Dossier

Dove soffia lo Spirito. Viaggio nelle nuove comunità monastiche

di Riccardo Bigi«La storia del monachesimo è fatta di tradizione e di innovazioni: l’importante è che i nuovi rami siano collegati alle radici antiche». Parola di Enzo Bianchi, fondatore e priore della comunità monastica di Bose, in Piemonte, una delle voci più rappresentative delle nuove comunità religiose fiorite in Europa negli ultimi decenni. «Bisogna stare attenti – afferma – e la Chiesa fa bene ad essere prudente nei confronti del nuovo che nasce. Ma si deve anche essere pronti a riconoscere che lo Spirito Santo continua a soffiare».

Lo Spirito dunque soffia ancora: ma dove? Basta guardarsi intorno, nella nostra Toscana, per trovare segni che fanno ben sperare, esperienze interessanti, significative, che si sforzano di tenere insieme tradizione e novità. Basta guardarsi intorno per vedere comunità monastiche che muovono i primi passi, antiche pievi che diventano centro di attrazione, esperienze religiose che cercano di piantare un seme nella nostra regione. Sono le storie che abbiamo raccolto in queste pagine. Piccole gocce, che insieme diventano un fiume. A Enzo Bianchi abbiamo chiesto di aiutarci a capire da dove nasce questo fenomeno, e che futuro può avere.

Si può parlare di un «nuovo monachesimo»?

«La nascita di nuove forme di vita religiosa è un fenomeno che ha toccato soprattutto la Francia e l’Italia. C’è una effervescenza evidente, e la Chiesa lascia un certo spazio. Prima di parlare di rinascita del monachesimo però si deve andare cauti».

Ci sono dei rischi?

«Sono sincero: fino ad alcuni anni fa anch’io pensavo a una fioritura di vita religiosa. Oggi ho qualche dubbio in più, vedo molta dispersione, fenomeni che lasciano a desiderare, avventure isolate dovute a leader che trascinano delle persone. Mi sembra che la Chiesa a volte non sia abbastanza vigilante: si appoggia la novità prima che le comunità possano essere messe alla prova»

Come aiutare queste comunità a crescere, senza soffocarle?

«Lasciare che facciano un cammino autonomo, senza impegnare la Chiesa: un tempo di 15-20 anni, un “noviziato comunitario” che consenta di farsi le ossa.
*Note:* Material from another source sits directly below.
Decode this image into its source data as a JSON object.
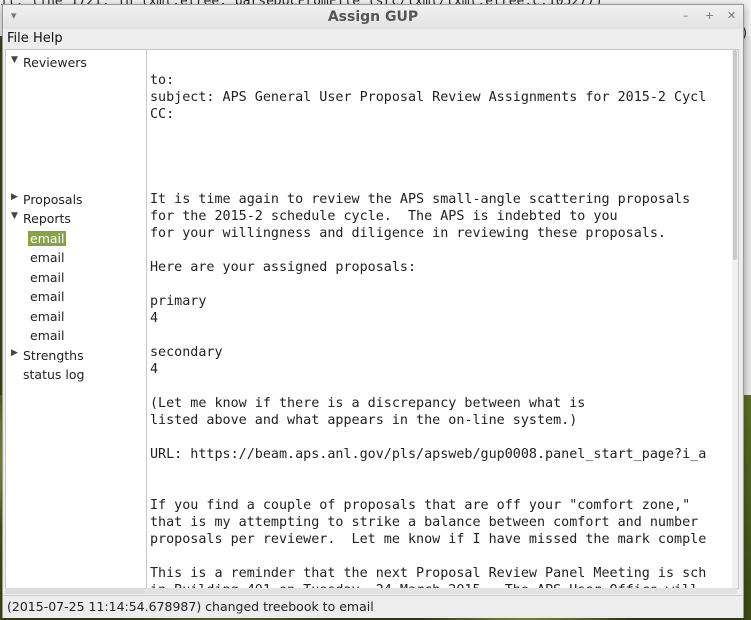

Altrimenti si rischia di dar credito a esperienze che nascono bene, con il coinvolgimento di giovani, ma possono avere esiti molto negativi»

Da dove nasce la necessità di fondare comunità nuove, rispetto alle forme di vita religiosa già esistenti?

«Nella storia della Chiesa ci sono sempre state nuove fondazioni, legate spesso a momenti cruciali di cambiamento. Proprio in Toscana esperienze come quelle di Camaldoli, Vallombrosa, Monte Oliveto sono nate dall’intuizione di monaci riformatori e hanno avuto una risonanza mondiale. Credo che alla fine del Concilio si sentisse l’esigenza, con l’aprirsi di una nuova stagione della Chiesa, anche di un nuovo monachesimo, di aprire cammini che non fossero completamente debitori alla tradizione e all’istituzione. Si sono aperte delle vie, alcune sono fallite, altre si sono attestate e oggi hanno un loro ruolo. I cammini fecondi sono quelli, secondo me, che si attaccano alle radici del monachesimo tradizionale».

Quale apporto possono dare alla Chiesa queste esperienze?

«Nella crisi generale che ha oggi la vita religiosa, se non ci sono tentativi seri di rinnovamento, si rischia di creare un vuoto che sarebbe una perdita grave per la Chiesa e per l’umanità».

Le nuove comunità religiose anche come risposta alla crisi vocazionale?

«In realtà, la crisi non è generalizzata: un monastero come Camaldoli ha tante vocazioni, quanto le nuove comunità: è il segno che anche nella tradizione è possibile continuare a mostrare un volto che attira i giovani e gli uomini di questo tempo. La radicalità del Vangelo, l’essenzialità è il linguaggio che i giovani sentono di più».

Una cosa che si ritrova in molte delle nuove esperienze è quella di unire lo stile di vita monastico all’inserimento nella società, attraverso il lavoro.

«Anche il monachesimo classico pratica il lavoro. Oggi certo non è più possibile l’autarchia degli antichi monasteri, per cui spesso si lavora fuori: ma il lavoro era già di per sè una forma di solidarietà con gli uomini».

L’impressione comunque è che le nuove forme di vita religiosa non cerchino il distacco dal mondo, ma un modo nuovo di vivere la fede nel mondo.

«Questo sì, non c’è più una fuga dall’umanità: il rapporto con la società, con la Chiesa, è una delle caratteristiche delle nuove comunità religiose ma direi di tutta la religiosità del Novecento».